May 02 [Home]

Poems on Paintings, Specialists


Pico Reinoso (2001)


Ernest Hilbert
Saint Michael Casting Satan into Hell
Andromeda Chained to the Rock
La main de Dieu (The Hand of God)

Tom McCarthy

Jamie McNeelly
Woman in Rickshaw, Benares
Woman in Textile Factory, Kerala
River Woman

Evelyn Posamentier
Portrait of the Dinner Table
Woman with Orange Umbrella
Woman Sitting in an Armchair, 4 October 1941

Terri Witek
The Pose
Portrait of a Woman Reading
The Tempesta
Portrait of a Man with a Palm and a Paintbox

Xue Di
From Flames (Poems Dedicated to Vincent Van Gogh)
Field Covered With Crows
Church
Starry Night
Drawridge
White Chinese Roses
Sunflower
Tonight
Blues


Contributor Notes


~ . ~ . ~

Ernest Hilbert

Saint Michael Casting Satan into Hell

circle of Domenico Antonio Vaccaro, 1705-1725


Strewn alleys beneath city shadow:
Compost drifts burning seaward
On empty waters. Everything seems to grow strange
As one draws nearer the river.


They dozed one day lost
On muddy sand in Queens below
Rotting planks of piers, rusted
Spikes framing towers of Manhattan.

Passing the city's last beer garden they
Stepped in. Twelve hours later
The sun rose again and his light dropped,
Woke to find her in the garden reading

His Elysium Britannicum—to his horror,
She sat in full view of the neighbors
Wearing nothing but his white cotton shirt:
He exclaimed "For this, the triumph of civilization

In the wars of Hellas and Persia?"
She asked for more tea,
Angling her face to the kind sun.
The first Emperor of China raised the Great Wall

Against not only horsemen but ghosts,
Burned all books to keep out the past.
What more can an emperor do?
She tells him that all these coffee shops are

A manifestation of Divine Will.
Who are mere sinners to question such Love?
In the dream he drained summer days with her,
Now forfeited to years; swimming,

Enwrapped on long grass hearing music;
And it hurt when he remembered how
Much he once loved her but could no
Longer recall her face, only her voice.

Orbit of dominion, what little we are, and terrible.
When Alexander crossed
The Hellespont to Asia, he brought a copy
Of The Iliad annotated by Aristotle,

Slept with it beneath his pillow.
His mother, besieged, ate the flesh of first
Her elephants and then
Serving girls before dying herself.

~ .

Andromeda Chained to the Rock

Anthony van Dyck 1637-1638


Unstemmed, drain of rivers with light granted,
Even if quickened, by a pace to extinction:
Bright core and throw of ocean,
Lions choked dead by smog in plaster caves at London Zoo—

Mayakovsky, so impressed by harnessed electricity,
Was afraid he would grow bored with nature.
A man forced pieces of cardboard into his shoes
And strolled in drizzle to diner as rain echoed

Down an avenue, surveyed steam fracture over coffee.
Leaving once his sweltering summer interiors, Charles I
Visited Van Dyck by barge, and Reynolds raised obelisks
Outside his house. "Do you mind if I smoke? Of course not."

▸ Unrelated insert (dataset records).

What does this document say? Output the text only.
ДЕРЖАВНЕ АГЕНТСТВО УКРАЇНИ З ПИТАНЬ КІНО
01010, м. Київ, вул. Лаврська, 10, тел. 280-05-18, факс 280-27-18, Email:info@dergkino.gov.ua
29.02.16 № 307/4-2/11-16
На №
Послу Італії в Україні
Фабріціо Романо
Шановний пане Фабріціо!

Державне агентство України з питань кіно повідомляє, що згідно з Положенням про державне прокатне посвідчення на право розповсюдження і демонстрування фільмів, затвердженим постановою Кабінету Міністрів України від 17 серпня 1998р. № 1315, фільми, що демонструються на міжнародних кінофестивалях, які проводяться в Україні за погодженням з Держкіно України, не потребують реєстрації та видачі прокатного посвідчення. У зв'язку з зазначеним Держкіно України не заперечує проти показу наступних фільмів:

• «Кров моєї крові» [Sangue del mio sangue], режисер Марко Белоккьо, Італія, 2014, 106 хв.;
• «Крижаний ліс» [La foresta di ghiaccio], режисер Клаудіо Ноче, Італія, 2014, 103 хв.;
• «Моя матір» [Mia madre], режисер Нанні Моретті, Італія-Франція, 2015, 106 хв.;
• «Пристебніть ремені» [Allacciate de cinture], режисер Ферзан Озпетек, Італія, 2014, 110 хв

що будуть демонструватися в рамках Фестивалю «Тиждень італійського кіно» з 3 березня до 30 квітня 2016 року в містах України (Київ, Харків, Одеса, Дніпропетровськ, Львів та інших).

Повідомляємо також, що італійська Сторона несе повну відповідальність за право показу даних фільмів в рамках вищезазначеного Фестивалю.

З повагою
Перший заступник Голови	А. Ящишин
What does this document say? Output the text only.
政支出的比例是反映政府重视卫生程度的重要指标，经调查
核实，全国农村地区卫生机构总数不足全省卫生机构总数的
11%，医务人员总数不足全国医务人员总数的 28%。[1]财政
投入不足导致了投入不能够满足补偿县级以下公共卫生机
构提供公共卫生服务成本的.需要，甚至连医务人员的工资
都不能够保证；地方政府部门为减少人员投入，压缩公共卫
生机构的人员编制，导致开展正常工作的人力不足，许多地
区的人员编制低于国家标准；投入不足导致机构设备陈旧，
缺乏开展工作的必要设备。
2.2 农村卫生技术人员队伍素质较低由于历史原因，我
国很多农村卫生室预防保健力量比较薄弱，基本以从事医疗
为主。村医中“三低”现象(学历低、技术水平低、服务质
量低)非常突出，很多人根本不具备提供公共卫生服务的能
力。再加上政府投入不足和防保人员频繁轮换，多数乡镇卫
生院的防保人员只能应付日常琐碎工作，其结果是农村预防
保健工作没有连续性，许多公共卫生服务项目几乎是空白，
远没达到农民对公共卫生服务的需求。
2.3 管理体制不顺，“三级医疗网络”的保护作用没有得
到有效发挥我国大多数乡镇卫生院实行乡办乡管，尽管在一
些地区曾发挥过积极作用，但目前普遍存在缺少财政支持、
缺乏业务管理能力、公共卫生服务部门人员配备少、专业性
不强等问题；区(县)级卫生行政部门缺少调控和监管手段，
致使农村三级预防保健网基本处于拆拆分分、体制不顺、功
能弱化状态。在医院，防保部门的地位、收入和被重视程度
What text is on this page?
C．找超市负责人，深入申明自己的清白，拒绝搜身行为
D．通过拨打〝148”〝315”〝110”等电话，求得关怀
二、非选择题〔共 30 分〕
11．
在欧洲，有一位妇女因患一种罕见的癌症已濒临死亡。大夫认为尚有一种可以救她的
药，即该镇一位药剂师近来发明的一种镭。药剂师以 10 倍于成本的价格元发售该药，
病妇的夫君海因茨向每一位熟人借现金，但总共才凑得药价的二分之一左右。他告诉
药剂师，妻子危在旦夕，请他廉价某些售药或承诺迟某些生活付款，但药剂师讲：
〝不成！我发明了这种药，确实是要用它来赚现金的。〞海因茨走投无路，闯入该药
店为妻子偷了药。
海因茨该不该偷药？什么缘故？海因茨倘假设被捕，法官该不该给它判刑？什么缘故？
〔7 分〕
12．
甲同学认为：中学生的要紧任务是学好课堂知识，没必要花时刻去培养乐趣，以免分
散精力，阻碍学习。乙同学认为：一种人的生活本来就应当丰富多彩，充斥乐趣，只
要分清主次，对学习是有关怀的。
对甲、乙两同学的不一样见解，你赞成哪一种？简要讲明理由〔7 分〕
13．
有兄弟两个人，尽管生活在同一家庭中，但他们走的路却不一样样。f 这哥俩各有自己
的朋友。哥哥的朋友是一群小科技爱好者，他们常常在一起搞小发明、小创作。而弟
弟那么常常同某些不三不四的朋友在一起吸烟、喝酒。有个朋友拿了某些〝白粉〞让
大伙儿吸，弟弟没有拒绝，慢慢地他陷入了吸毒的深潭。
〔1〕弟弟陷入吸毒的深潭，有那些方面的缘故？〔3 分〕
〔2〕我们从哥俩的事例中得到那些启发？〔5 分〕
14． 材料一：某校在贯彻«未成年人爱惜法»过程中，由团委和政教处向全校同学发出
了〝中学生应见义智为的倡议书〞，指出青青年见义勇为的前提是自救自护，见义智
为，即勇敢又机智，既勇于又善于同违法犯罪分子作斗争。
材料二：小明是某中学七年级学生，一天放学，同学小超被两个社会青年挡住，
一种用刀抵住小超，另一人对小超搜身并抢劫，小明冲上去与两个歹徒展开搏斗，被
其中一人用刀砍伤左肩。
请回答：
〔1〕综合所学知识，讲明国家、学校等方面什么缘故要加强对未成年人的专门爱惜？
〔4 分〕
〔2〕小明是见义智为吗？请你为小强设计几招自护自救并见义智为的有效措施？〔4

And of the blonde countess whose estate stranded him
In prism of leaves spindling through light on palace lawn,
That they once advanced the gravel towpath of the Isis
Watching the stony chasm of English sunset

Over ice-soaked meadow, past the empty boathouse, lit
Cigarettes as one or another hummed Wagner; that she
Now floats dreaming with turtles off an Aegean isle
With no phone or e-mail; what of it—

Fearing that dawn would otherwise fail the world,
She arrived in the wet breeze as Concert Master,
Rachmaninov that morning, and the announcer remarked
That she also raced wolves on her Westchester compound.

When introduced, she commented
"I think I've already slept with you," turned away—
To kiss the Swedish cultural attaché on three cheeks.
Seizing a red wine from the garnished table beneath the Picasso,

Sidonius climbed the fire escape to the roof in Brooklyn
As Manhattan brightened into dusk, toasted:
"Orbis Roma tui." When a soldier returned from
The wars, only one woman sobbed openly in the dusty square.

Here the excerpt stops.